Repo’s role in Citigroup’s 2008 implosion

In this January 2011 accounting of the Citigroup implosion in late 2008 by the Office of the Special Inspector General of the Troubled Asset Relief Program (SIGTARP), authors stress that the too-big-to-fail problem is still with us.

They also write repeatedly about the role the repurchase market played in the crisis while rarely mentioning the R-word (repo).

Selections from the report:

Federal Reserve Board (FRB) Chairman Bernanke told SIGTARP that Citigroup’s biggest problems were credit and confidence, and an Federal Reserve Bank of New York (FRBNY) official told SIGTARP that FRBNY had observed this same type of activity preceding the failure of Lehman. He told SIGTARP that “banking is a game of confidence…and we saw the behavior and the lack of confidence, …[which] was alarming.” …

By mid-November 2008, Citigroup had started receiving calls from investors, counterparties, fund
managers, and other professional investors inquiring about the viability of the institution, and asking for more and better collateral on Citigroup debts that the investors held. The Office of the Comptroller of the Currency Deputy Comptroller for Large Bank Supervision told SIGTARP that “numerous counterparties called with concerns about counterparty risk.” FRBNY President Geithner told SIGTARP that he observed the stock price declining and funding becoming shorter term and more expensive on a daily basis.

According to an FRBNY official, by November 21, 2008, counterparties began to “pull back from
Citigroup” because of its perceived decline in creditworthiness. This meant, as he described it, that Citigroup’s counterparties were increasingly unwilling to engage in financial transactions with Citigroup or to provide it with credit. These included federal funds market counterparties (other depository institutions that would normally extend Citigroup credit in overnight borrowing) and, even more troubling, secured financing counterparties. The FRBNY official described short-term funding through secured financing as a “good liquidity barometer.” Liquidity is the degree to which an asset can be easily converted to cash.
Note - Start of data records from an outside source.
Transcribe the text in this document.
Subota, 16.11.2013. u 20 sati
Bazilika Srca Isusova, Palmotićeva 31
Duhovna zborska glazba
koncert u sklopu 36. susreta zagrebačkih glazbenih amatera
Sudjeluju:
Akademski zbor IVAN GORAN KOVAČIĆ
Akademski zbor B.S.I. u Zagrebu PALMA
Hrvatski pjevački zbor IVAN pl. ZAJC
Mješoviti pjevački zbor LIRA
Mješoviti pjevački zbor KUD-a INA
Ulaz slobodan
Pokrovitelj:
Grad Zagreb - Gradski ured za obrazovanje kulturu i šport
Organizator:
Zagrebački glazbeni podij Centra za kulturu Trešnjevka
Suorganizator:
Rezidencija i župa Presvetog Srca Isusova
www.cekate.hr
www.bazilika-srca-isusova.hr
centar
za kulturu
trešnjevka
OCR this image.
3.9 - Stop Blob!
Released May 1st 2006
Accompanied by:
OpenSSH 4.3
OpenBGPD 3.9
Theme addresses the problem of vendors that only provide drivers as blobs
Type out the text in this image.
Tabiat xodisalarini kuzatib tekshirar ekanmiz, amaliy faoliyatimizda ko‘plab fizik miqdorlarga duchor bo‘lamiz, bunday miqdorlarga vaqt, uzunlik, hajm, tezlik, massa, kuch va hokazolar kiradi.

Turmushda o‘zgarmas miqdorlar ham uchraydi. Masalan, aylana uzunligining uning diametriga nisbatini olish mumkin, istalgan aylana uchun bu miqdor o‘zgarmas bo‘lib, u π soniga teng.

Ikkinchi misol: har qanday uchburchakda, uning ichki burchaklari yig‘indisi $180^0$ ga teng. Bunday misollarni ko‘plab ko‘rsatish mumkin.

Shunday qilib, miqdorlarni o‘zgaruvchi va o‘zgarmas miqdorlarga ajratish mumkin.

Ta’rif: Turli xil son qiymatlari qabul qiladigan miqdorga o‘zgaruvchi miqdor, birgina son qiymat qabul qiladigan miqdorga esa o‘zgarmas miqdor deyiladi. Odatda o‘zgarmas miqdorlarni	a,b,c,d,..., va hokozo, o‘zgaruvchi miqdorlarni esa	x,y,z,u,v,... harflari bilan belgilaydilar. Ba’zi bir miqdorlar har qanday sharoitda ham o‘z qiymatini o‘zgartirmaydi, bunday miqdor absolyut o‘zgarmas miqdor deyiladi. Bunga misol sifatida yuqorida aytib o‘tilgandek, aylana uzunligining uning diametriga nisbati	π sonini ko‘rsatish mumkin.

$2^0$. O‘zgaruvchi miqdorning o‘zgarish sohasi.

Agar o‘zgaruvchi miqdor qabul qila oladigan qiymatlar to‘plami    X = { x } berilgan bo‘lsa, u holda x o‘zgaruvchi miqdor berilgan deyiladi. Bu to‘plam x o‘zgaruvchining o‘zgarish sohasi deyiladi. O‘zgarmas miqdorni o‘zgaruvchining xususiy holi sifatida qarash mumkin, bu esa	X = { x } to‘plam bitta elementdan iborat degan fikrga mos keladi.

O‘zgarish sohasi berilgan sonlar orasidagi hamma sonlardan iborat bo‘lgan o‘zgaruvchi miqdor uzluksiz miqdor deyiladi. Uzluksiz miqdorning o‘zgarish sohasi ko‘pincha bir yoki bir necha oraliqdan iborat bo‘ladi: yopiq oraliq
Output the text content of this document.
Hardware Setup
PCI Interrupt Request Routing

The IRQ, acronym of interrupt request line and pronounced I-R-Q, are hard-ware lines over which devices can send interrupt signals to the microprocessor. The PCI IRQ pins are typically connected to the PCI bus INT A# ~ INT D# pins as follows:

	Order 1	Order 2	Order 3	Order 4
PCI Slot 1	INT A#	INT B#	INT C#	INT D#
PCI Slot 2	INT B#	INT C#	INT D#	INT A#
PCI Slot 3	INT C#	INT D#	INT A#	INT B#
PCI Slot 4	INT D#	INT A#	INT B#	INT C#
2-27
An FRBNY official told SIGTARP that it was “a bad sign” when lenders started to differentiate Citigroup’s collateral from its peers or declined short-term funding for Citigroup. Another FRBNY official stated that it was clear the market was singling out Citigroup, as its peers were not experiencing the same problems. Citigroup was also having difficulty issuing commercial paper. A former Citigroup Treasurer told SIGTARP that it became hard for Citigroup to finance commercial paper for any length of time beyond overnight but stated that it was not an important avenue of liquidity. FRBNY officials told SIGTARP that commercial paper purchasers such as mutual funds lost confidence in Citigroup’s ability to repay, which forced Citigroup to issue debt with shorter maturities….

Specifically, FRB regulators believed that a Citigroup failure would have destabilized the global financial system by seriously impairing already disrupted credit markets, including short-term interbank lending, counterparty relationships in qualified financial contract markets, bank and senior subordinated debt markets, and derivatives. (A qualified financial contract is a type of financial agreement that includes, but is not limited to, securities contracts, forward contracts, repurchase agreements, and swap agreements.)

Regarding the too-big-to-fail situation, the report concludes:

The Government’s actions with respect to Citigroup undoubtedly contributed to the increased moral hazard that has been a direct byproduct of TARP. While the year-plus of Government dependence left Citigroup a stronger institution than it had been, it remained, and arguably still remains, an institution that is too big, too interconnected, and too essential to the global financial system to be allowed to fail.
When the Government assured the world in 2008 that it would not let Citigroup fail, it did more than reassure troubled markets – it encouraged high-risk behavior by insulating risk takers from the  consequences of failure.